One of the contemporary approaches to the study of long-time behavior of infinitedimensional dynamical systems is based on the concept of inertial manifolds which was introduced in [117] (see also the monographs [61, 90, 273] and the references therein and also Section 7.6 in Chapter 7). These manifolds are finite-dimensional invariant surfaces that contain global attractors and attract trajectories exponentially fast. Moreover, there is a possibility to reduce the study of limit regimes of the original infinite-dimensional system to solving similar problem for a class of ordinary differential equations. Inertial manifolds are generalizations of center-unstable manifolds and are convenient objects to capture the long-time behavior of dynamical systems.

The theory of inertial manifolds is related to the method of integral manifolds (see, e.g., [92, 139, 233]), and has been developed and widely studied for deterministic systems by many authors. All known results concerning existence of inertial manifolds require some gap condition on the spectrum of the linearized problem (see, e.g., [45, 50, 61, 90, 227, 236, 273] and the references therein). Although inertial manifolds have been mainly studied for parabolic-like equations, there are some results for damped second order in time evolution equations arising in nonlinear oscillations theory (see, e.g., [45, 50, 61, 236]).

These results rely on the approach originally developed in [236] for a one-dimensional semilinear wave equation and require the damping coefficient to be large enough. In fact, as indicated in [236], this requirement is a necessary condition in the case of hyperbolic flows. The goal of this chapter is to provide some results on existence and properties of inertial manifolds for several models of nonlinear dynamic elasticity governed by von Karman evolution equations subject to either mechanical or thermal dissipation.

The presentation below mainly follows the paper [66]. We consider three different dissipative mechanisms: viscous damping, strong structural damping (mechanical dampings), and thermal damping. Von Karman equations with viscous damping retain hyperbolic-like properties of the dynamics, whereas structural damping and thermal damping have recently been shown [216] (see also Section 5.3.2 in Chapter 5) to be related to analyticity of the semigroup generated by the linear part of the dynamics. It is thus expected that the results obtained depend heavily on the type of dissipation.

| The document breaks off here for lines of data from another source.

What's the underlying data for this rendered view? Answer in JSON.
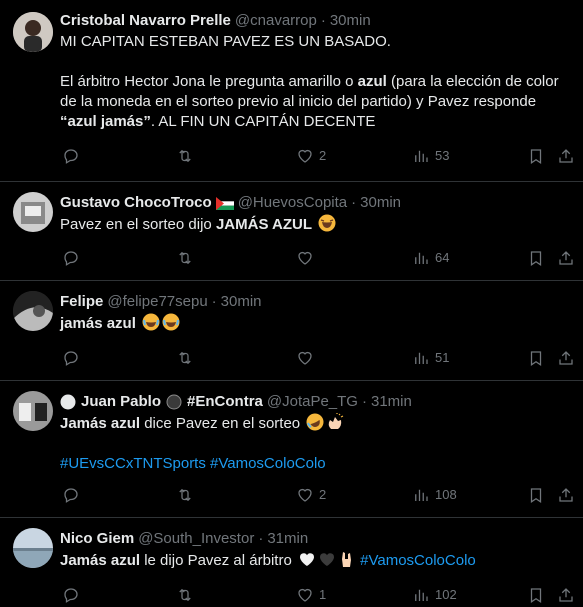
{
  "tweets": [
    {
      "name": "Cristobal Navarro Prelle",
      "handle": "@cnavarrop",
      "time": "30min",
      "p1": "MI CAPITAN ESTEBAN PAVEZ ES UN BASADO.",
      "p2a": "El árbitro Hector Jona le pregunta amarillo o ",
      "p2b": "azul",
      "p2c": " (para la elección de color de la moneda en el sorteo previo al inicio del partido) y Pavez responde ",
      "p2d": "“azul jamás”",
      "p2e": ". AL FIN UN CAPITÁN DECENTE",
      "likes": "2",
      "views": "53"
    },
    {
      "name": "Gustavo ChocoTroco",
      "handle": "@HuevosCopita",
      "time": "30min",
      "t1": "Pavez en el sorteo dijo ",
      "t2": "JAMÁS AZUL",
      "views": "64"
    },
    {
      "name": "Felipe",
      "handle": "@felipe77sepu",
      "time": "30min",
      "t1": "jamás azul",
      "views": "51"
    },
    {
      "name": "Juan Pablo",
      "name2": "#EnContra",
      "handle": "@JotaPe_TG",
      "time": "31min",
      "t1": "Jamás azul",
      "t2": " dice Pavez en el sorteo",
      "tags": "#UEvsCCxTNTSports #VamosColoColo",
      "likes": "2",
      "views": "108"
    },
    {
      "name": "Nico Giem",
      "handle": "@South_Investor",
      "time": "31min",
      "t1": "Jamás azul",
      "t2": " le dijo Pavez al árbitro",
      "tag": "#VamosColoColo",
      "likes": "1",
      "views": "102"
    }
  ],
  "separator": "·"
}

Our main results, formulated in Section 13.3, provide conditions for existence of inertial manifolds for all three models. These conditions are derived from more general results presented in Section 7.6, Theorem 7.6.3, where the main assumption is certain gap condition. Gap condition, when specialized to the concrete models considered, imposes geometric restrictions on spatial domains along with some restrictions imposed on the damping parameter. This latter constraint is essential only in the hyperbolic case. Indeed, in the hyperbolic case (viscous damping), Theorems 13.3.5 and 13.3.6 require sufficiently large values of the damping parameter. In the analytic-like case (structural damping), instead, Theorem 13.3.12 does not require large values of damping. A similar situation takes place in the thermoelastic case; see Theorem 13.3.16."